Il y a lieu donc lieu de condamner la SARL LES ROSES DE L’HAY à payer à Mme X Y la somme provisionnelle de 4.790,15 euros correspondant aux loyers, indemnités d’occupation et charges impayés arrêtés à la date du 20 mars 2024 augmentée des intérêts de retard au taux légal à compter de la signification de la présente ordonnance. Il n’y a pas lieu à capitalisation des intérêts.
Sur la demande de délais de paiement et suspension de la clause résolutoire
Aux termes de l’article 1343-5 du Code civil : « Le juge peut, compte tenu de la situation du débiteur et en considération des besoins du créancier, reporter ou échelonner, dans la limite de deux années, le paiement des sommes dues. »
En l’espèce, la SARL LES ROSES DE l’HAY ne produit aucune pièce financière permettant de penser que le paiement des loyers va reprendre de manière régulière.
Il y a donc lieu de rejeter la demande de délais de paiement.

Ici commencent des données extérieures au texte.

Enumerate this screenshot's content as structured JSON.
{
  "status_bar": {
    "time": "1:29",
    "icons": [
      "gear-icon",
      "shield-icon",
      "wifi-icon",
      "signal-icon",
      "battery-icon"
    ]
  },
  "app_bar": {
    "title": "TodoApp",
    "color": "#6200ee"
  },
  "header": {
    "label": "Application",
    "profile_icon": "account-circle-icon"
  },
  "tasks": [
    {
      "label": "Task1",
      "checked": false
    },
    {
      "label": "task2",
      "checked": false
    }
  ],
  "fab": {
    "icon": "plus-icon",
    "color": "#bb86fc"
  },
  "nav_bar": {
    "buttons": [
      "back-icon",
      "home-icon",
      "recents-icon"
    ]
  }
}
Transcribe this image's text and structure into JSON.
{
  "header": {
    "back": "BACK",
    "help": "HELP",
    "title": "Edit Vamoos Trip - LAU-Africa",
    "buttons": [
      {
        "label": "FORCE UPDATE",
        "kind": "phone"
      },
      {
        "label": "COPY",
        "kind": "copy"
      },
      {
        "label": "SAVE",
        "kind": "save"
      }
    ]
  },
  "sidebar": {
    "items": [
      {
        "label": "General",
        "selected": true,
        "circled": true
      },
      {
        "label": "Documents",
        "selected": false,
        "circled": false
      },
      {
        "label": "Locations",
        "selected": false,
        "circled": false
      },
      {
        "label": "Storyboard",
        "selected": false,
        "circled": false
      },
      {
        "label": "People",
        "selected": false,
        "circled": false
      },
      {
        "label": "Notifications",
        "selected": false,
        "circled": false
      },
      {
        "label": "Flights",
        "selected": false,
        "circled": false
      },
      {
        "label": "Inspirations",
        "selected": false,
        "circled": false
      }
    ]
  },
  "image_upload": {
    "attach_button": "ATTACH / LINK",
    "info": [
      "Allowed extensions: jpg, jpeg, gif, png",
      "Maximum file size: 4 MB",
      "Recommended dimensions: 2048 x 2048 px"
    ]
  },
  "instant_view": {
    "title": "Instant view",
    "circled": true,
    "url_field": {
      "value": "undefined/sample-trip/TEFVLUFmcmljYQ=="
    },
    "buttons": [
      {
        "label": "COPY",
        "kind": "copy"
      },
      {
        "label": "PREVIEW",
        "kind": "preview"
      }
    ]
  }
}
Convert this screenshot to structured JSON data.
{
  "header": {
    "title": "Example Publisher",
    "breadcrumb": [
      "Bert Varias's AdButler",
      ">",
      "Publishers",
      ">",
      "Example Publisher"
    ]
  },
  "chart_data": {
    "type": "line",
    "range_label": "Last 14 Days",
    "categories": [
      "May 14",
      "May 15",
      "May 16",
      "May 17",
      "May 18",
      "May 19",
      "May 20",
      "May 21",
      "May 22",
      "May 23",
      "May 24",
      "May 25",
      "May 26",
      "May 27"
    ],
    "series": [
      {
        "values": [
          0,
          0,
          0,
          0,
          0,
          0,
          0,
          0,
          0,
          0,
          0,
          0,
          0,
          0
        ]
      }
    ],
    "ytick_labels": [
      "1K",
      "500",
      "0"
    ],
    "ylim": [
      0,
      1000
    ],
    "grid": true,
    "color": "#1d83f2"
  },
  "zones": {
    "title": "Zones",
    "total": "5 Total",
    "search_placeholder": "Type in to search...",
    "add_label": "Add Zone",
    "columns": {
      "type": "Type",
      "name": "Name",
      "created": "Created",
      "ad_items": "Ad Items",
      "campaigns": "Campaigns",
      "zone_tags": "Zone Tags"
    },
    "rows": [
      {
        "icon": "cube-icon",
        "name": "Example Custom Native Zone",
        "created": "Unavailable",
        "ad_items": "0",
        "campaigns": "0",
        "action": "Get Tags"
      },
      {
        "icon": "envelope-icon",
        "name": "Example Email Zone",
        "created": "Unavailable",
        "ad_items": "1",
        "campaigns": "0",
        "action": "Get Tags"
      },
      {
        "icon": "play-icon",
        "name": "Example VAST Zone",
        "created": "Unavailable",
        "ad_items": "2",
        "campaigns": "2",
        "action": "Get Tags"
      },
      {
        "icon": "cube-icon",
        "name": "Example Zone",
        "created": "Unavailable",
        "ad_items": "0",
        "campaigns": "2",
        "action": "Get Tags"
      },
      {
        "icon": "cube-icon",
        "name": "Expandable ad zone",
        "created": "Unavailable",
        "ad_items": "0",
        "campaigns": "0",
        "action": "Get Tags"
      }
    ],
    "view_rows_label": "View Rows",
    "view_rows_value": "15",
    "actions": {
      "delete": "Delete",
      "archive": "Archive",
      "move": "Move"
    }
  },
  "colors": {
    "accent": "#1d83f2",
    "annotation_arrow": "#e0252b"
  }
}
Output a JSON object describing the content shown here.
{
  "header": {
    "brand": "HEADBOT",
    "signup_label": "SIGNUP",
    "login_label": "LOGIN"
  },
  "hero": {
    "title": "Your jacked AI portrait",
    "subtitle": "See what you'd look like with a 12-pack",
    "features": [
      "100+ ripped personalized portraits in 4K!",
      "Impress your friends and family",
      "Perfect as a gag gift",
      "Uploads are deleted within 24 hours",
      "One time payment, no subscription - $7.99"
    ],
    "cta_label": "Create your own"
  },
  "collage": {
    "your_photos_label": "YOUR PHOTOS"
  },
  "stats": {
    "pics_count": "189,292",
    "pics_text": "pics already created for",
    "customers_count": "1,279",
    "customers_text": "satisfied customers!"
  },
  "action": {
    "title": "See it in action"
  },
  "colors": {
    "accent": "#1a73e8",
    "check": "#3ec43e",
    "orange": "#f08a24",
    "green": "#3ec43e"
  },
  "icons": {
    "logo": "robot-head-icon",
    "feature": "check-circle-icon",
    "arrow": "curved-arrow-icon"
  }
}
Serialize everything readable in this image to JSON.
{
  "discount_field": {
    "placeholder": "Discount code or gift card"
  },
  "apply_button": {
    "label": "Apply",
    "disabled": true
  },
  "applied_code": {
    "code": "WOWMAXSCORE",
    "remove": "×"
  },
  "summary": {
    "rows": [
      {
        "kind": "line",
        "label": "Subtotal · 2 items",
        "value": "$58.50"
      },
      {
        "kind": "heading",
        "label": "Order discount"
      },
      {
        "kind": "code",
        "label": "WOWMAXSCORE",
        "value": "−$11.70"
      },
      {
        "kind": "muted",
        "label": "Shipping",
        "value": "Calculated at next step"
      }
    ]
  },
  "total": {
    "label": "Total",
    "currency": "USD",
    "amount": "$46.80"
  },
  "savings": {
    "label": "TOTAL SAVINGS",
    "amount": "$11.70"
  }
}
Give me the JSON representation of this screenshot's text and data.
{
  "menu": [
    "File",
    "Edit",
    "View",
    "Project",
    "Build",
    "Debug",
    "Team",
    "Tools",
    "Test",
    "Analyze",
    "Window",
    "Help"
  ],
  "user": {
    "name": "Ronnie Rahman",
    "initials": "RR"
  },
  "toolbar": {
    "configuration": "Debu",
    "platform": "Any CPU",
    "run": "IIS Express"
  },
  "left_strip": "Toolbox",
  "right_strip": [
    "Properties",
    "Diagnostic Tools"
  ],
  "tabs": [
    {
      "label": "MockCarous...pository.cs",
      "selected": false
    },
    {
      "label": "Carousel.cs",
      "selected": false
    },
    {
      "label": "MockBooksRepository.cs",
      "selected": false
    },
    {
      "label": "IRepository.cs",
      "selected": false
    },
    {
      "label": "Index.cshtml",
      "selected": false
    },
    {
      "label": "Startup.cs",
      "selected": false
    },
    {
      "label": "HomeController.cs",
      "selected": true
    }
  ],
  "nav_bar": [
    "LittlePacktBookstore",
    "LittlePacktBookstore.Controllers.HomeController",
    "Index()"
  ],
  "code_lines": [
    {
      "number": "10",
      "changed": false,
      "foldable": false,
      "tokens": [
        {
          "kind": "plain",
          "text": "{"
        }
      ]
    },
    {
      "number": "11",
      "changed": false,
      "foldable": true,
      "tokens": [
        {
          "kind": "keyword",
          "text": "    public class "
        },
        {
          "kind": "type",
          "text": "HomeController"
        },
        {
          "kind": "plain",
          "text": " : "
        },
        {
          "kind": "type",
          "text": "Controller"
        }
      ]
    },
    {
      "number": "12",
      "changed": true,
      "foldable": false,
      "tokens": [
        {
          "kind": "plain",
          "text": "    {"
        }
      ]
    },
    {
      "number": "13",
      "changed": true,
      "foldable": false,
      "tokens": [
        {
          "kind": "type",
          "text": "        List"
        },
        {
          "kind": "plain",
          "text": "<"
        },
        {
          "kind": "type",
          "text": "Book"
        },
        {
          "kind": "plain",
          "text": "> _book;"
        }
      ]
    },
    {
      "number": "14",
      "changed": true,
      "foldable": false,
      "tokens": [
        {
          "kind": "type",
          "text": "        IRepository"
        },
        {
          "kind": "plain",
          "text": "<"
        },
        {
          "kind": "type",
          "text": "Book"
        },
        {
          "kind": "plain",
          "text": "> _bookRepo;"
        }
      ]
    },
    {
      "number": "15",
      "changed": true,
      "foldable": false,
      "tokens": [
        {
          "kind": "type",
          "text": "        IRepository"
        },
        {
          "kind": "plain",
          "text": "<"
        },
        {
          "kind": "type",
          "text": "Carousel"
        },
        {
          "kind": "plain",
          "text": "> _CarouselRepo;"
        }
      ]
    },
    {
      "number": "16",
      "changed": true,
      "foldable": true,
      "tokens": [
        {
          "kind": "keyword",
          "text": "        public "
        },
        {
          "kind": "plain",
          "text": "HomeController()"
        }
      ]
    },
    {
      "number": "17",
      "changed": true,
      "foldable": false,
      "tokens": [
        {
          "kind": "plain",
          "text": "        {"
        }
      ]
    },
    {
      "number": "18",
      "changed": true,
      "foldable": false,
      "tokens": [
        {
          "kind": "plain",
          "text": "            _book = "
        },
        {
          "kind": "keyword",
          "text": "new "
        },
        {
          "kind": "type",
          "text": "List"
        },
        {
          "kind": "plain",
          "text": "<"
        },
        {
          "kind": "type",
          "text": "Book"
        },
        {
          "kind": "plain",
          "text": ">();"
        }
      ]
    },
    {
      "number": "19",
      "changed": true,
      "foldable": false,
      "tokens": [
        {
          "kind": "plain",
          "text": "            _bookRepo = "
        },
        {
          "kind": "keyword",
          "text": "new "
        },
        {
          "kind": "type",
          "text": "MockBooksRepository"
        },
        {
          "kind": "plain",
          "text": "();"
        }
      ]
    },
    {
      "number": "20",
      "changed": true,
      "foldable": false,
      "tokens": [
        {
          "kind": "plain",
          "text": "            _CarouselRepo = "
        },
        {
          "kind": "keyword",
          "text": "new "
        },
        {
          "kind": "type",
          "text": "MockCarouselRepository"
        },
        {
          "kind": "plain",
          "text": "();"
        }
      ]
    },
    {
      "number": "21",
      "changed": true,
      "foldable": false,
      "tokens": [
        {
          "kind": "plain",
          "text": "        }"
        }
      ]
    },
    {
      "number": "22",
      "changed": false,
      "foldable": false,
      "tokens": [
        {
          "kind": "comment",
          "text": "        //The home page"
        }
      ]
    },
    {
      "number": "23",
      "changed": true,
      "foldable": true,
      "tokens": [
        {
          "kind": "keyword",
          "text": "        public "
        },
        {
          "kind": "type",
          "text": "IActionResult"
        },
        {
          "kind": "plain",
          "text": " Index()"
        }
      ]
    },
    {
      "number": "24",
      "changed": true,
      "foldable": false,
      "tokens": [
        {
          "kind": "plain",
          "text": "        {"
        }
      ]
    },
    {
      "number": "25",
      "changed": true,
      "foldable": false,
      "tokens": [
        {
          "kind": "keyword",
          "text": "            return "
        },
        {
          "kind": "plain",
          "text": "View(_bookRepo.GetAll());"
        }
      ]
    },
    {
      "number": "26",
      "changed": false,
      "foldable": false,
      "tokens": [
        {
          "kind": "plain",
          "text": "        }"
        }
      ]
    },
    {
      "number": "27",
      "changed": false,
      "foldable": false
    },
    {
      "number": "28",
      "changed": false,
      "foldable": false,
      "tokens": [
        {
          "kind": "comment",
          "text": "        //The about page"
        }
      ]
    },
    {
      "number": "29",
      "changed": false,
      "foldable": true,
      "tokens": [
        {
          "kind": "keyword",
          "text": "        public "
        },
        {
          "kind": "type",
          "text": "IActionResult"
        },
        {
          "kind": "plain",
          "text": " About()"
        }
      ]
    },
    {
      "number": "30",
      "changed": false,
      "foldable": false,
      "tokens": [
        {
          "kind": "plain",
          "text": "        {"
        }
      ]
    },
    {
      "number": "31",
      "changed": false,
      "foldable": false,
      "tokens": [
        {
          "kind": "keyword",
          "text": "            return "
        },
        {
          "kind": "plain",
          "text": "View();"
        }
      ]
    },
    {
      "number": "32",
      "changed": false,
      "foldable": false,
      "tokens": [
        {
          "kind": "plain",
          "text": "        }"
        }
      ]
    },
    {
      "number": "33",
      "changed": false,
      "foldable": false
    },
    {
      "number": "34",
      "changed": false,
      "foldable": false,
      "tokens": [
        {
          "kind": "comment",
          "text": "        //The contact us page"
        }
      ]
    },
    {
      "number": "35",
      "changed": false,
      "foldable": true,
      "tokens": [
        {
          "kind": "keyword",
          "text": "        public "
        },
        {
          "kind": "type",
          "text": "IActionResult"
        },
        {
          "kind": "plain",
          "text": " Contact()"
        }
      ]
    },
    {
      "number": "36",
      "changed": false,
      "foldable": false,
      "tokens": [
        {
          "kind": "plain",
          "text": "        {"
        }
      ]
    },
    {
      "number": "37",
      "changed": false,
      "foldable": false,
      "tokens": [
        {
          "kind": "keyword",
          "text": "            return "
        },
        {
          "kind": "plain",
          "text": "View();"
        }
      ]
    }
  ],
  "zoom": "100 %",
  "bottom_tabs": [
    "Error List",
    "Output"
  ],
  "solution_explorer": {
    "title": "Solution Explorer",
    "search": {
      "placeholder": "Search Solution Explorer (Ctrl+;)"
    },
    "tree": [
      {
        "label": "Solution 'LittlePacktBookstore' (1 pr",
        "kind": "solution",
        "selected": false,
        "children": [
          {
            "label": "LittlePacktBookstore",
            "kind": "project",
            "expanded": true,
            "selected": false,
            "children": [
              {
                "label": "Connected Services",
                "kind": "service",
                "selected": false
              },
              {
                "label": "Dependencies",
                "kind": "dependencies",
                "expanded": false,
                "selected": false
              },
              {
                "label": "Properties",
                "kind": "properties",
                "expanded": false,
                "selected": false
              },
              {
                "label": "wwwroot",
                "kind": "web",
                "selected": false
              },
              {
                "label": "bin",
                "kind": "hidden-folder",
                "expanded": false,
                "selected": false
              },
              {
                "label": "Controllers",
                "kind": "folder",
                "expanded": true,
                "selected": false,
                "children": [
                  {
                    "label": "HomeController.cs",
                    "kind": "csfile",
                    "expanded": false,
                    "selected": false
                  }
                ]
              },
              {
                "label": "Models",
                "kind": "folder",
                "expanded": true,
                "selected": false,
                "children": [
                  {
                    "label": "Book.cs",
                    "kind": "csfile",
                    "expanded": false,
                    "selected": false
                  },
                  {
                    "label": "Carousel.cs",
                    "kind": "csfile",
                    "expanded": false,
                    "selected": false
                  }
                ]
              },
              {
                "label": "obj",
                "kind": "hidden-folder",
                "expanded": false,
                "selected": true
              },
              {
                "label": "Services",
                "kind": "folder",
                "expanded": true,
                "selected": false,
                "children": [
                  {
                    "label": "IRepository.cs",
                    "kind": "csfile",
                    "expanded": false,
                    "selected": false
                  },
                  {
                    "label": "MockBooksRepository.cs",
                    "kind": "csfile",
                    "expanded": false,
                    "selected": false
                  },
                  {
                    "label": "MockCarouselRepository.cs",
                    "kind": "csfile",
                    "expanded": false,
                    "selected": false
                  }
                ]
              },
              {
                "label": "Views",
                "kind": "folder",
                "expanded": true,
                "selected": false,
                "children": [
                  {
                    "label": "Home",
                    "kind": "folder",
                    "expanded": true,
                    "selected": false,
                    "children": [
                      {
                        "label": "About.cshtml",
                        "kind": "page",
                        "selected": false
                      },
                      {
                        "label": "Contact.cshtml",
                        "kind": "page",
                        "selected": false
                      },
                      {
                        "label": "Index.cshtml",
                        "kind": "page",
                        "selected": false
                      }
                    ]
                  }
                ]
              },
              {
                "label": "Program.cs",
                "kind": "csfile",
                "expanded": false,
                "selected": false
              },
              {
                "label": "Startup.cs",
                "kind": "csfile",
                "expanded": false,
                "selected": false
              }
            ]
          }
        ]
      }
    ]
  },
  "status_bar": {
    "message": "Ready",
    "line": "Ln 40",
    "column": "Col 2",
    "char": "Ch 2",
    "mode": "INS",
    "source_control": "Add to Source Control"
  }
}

Sur l’article 700 du code de procédure civile et les dépens
Il convient de condamner la SARL LES ROSES DE l’HAY, partie succombante, à payer à Mme X AB la somme de 1.000 euros, sur le fondement de l’article 700 du code de procédure civile.
-4-
La SARL LES ROSES DE L’HAY, qui succombe, supportera la charge des entiers dépens, comprenant le coût du commandement de payer.
PAR CES MOTIFS
Nous, Charlotte MASQUART, Vice-Présidente, statuant en référé, par mise à disposition au greffe, par décision contradictoire et en premier ressort,
CONSTATONS l’acquisition de la clause résolutoire du bail du 28 avril 2023 et la résiliation de ce bail à la date du 12 novembre 2023,
ORDONNONS, si besoin avec le concours de la force publique, l’expulsion de la SARL LES ROSES DE L’HAY et celle de tous occupants de son chef des locaux loués situés […] […],
DISONS n’y avoir lieu à astreinte,
ORDONNONS que les meubles se trouvant sur place devront être déposés dans un lieu choisi par la bailleresse aux frais risques et péril de la locataire conformément aux dispositions des articles L 433-1 et suivants du code des procédures civiles d’exécution,
CONDAMNONS la SARL LES ROSES DE l’HAY à payer à Mme X Y la somme provisionnelle de 4.790,15 euros correspondant aux loyers, indemnités d’occupation et charges impayés arrêtés à la date du 20 mars 2024 avec intérêts de retard au taux légal à compter de la signification de la présente ordonnance,
DISONS n’y avoir lieu à capitalisation des intérêts,
CONDAMNONS la SARL LES ROSES DE l’HAY à payer à Mme X Y à titre de provision, une indemnité d’occupation d’un montant mensuel égal au montant du loyer conventionnel révisé charges et taxes en sus, à compter du 20 mars 2024 et jusqu’à complète libération des lieux,
REJETONS la demande de délais ;
CONDAMNONS la SARL LES ROSES DE l’HAY à payer à Mme X Y la somme de 1.000 euros au titre de l’article 700 du code de procédure civile ;
CONDAMNONS la SARL LES ROSES DE l’HAY au paiement des dépens comprenant le coût du commandement de payer.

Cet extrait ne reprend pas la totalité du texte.